The iodometric method was used to quantify the ozone dose [71,72]. For this purpose, ozone generated from an ozone generator was introduced in a flask containing 200 mL 2% KI solution. In order to free iodide, the solution was quenched with 5 mL of (2 N) H₂SO₄. Finally, by using the starch indicator, the solution was titrated against 0.005 N of Na₂S₂O₃ [71,72]. The calculation of ozone dose was carried using this formula:

$$\mathrm{Ozone} \left({\mathrm{O}}_3\right)\frac{\mathrm{mg}}{\min }= \frac{\left(\mathrm{A}+\mathrm{B}\right)\times \mathrm{N}\times 24}{\mathrm{T}}$$

(13)

• A = Titrant (Na₂S₂O₃) used for Reactor (I) in mL
• B = Titrant (Na₂S₂O₃) used for Reactor (II) in mL
• N = Normality of titrant (Na₂S₂O₃)
• T = Total time of ozonation

4. Conclusions

The central issue of concern is As and faecal coliforms in Lahore’s studied areas and suggests that residents are at risk of suffering from the adverse effects of the long-term intake of As and faecal coliforms in drinking water.
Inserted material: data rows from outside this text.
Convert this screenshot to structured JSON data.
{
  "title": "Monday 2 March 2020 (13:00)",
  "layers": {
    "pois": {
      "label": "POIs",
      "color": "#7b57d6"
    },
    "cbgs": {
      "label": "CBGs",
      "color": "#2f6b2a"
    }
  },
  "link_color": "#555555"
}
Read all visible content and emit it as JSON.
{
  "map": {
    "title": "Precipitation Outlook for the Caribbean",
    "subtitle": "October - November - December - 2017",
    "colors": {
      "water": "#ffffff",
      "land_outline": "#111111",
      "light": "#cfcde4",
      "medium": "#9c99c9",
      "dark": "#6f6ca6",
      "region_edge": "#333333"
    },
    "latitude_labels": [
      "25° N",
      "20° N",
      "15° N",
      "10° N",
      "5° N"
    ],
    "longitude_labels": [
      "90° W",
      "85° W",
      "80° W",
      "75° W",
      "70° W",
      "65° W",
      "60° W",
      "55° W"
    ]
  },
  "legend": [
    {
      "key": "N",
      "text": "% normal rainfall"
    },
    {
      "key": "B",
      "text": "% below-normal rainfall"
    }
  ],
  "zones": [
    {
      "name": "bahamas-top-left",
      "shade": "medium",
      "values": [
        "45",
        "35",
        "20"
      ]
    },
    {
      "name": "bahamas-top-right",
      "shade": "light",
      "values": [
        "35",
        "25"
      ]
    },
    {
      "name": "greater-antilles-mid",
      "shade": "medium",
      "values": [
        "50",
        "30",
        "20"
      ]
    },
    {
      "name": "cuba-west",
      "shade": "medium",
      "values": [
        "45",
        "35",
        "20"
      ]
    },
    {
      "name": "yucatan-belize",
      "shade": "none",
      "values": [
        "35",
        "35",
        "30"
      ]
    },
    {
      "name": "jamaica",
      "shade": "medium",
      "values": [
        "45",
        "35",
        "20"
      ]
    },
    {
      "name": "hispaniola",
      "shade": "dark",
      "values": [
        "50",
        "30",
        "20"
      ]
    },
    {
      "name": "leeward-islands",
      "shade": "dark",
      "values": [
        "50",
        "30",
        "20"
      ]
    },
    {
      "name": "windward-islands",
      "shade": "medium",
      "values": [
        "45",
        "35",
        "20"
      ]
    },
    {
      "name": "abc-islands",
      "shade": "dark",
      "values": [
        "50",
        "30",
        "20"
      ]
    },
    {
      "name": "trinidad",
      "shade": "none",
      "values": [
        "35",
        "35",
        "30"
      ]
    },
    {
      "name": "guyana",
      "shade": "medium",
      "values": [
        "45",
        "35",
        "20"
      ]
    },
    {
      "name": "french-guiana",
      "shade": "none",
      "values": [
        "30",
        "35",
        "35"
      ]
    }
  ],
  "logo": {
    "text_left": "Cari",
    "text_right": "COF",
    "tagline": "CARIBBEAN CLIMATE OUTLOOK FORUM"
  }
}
Additionally, the combination of ozone with Fe-ZA was found to be an efficient and effective way of removing As as compared with a single ozonation and adsorption process, having As removal efficiency of about 92%. Similarly, the synergic process (O₃/Fe-ZA) effectively inactivated faecal coliforms from drinking water compared with single processes, where MPN/100 mL was found to be “0” for all treated samples with O₃/Fe-ZA process. Moreover, the ozone and Fe-zeolite dose played a vital role in the inactivation of faecal coliforms and arsenic removal in water for the studied hybrid process. It is therefore concluded that a catalytic ozonation process using O₃/Fe-Zeolite in a novel hybrid batch reactor was highly efficient for the treatment of water.